Similar to that last point, undefined
is not a value. It's an inhabitant of any type, but it's not a value. A value is something that, when evaluated, does nothing -- but undefined
doesn't meet that specification.
取决于您的观看方式,⊥可以以未提升的类型存在.例如,采用以下定义:
Depending on how you look at it, ⊥ can exist in an unlifted type. For example, take this definition:
loop :: () -> Int#
loop x = loop x
GHC接受此定义.但是loop ()
是未提升,未装箱类型Int#
的⊥元素.在这方面,未提升类型和提升类型之间的区别在于,无法将变量绑定到loop ()
.任何尝试这样做的尝试(例如let z = loop () in ...
)都会在变量绑定之前循环.
This definition is accepted by GHC. Yet loop ()
is a ⊥ element of the unlifted, unboxed type Int#
. The difference between an unlifted type and a lifted type in this regard is that there is no way to bind a variable to loop ()
. Any attempt to do so (like let z = loop () in ...
) will loop before the variable ever gets bound.
请注意,这与非托管语言(例如C)中的无限递归函数没什么不同.
Note that this is no different than an infinitely recursive function in an unmanaged language, like C.
那么,我们怎么允许undefined
具有未提升的类型? @dfeuer正确:undefined
是秘密函数.它的完整类型签名是undefined :: forall (r :: RuntimeRep) (a :: TYPE r).

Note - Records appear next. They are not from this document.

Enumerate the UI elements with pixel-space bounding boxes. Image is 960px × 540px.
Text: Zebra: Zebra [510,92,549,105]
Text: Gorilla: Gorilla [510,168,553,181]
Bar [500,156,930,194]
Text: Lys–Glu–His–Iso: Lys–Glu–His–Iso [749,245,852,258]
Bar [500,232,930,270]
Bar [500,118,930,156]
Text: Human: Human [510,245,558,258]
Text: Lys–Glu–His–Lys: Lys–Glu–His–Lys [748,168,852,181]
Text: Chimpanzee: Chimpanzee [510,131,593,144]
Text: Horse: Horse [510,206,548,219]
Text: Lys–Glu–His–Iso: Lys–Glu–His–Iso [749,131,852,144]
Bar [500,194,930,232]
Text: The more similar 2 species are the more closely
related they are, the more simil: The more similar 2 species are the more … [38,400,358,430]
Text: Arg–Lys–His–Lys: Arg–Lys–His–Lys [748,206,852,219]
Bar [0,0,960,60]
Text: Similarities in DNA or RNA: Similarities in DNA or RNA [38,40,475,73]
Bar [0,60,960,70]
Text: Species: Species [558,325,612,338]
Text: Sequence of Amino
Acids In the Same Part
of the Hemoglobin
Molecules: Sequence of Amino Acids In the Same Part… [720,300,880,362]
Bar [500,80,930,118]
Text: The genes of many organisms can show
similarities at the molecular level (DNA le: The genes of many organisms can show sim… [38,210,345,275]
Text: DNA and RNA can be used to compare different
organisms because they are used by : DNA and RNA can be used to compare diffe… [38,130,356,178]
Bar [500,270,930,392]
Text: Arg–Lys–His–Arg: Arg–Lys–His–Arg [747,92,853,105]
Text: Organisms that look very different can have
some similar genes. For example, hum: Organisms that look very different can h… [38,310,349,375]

HasCallStack => a
,这意味着它是一个函数,就像上面的loop
一样.在运行时,它将当前调用堆栈作为参数.因此,每当使用undefined
时,您只是在调用一个引发异常的函数,而不会引起任何麻烦.
So, how is it that we allow undefined
to have an unlifted type? @dfeuer has it right: undefined
is secretly a function. Its full type signature is undefined :: forall (r :: RuntimeRep) (a :: TYPE r). HasCallStack => a
, meaning that it's a function, just like loop
, above. At runtime, it will take the current call stack as a parameter. So, whenever you use undefined
, you're just calling a function that throws an exception, causing no trouble.
的确,在设计高度多态性时,我们与undefined
斗争了相当长的一段时间,并使用各种诡计使之得以解决.然后,当我们意识到undefined
具有HasCallStack
约束时,我们看到可以完全避开该问题.老实说,如果没有HasCallStack
似乎无关紧要的用户方便性,我不知道该怎么办.
Indeed, when designing levity polymorphism, we struggled with undefined
for quite some time, with all sorts of shenanigans to make it work out. Then, when we realized that undefined
had the HasCallStack
constraint, we saw that we could just dodge the problem entirely. I honestly don't know what we would have done without the seemingly inconsequential user convenience of HasCallStack
.
这篇关于与未装箱类型一起使用时,为什么未定义函数levity是多态的?的文章就介绍到这了,希望我们推荐的答案对大家有所帮助,也希望大家多多支持IT屋!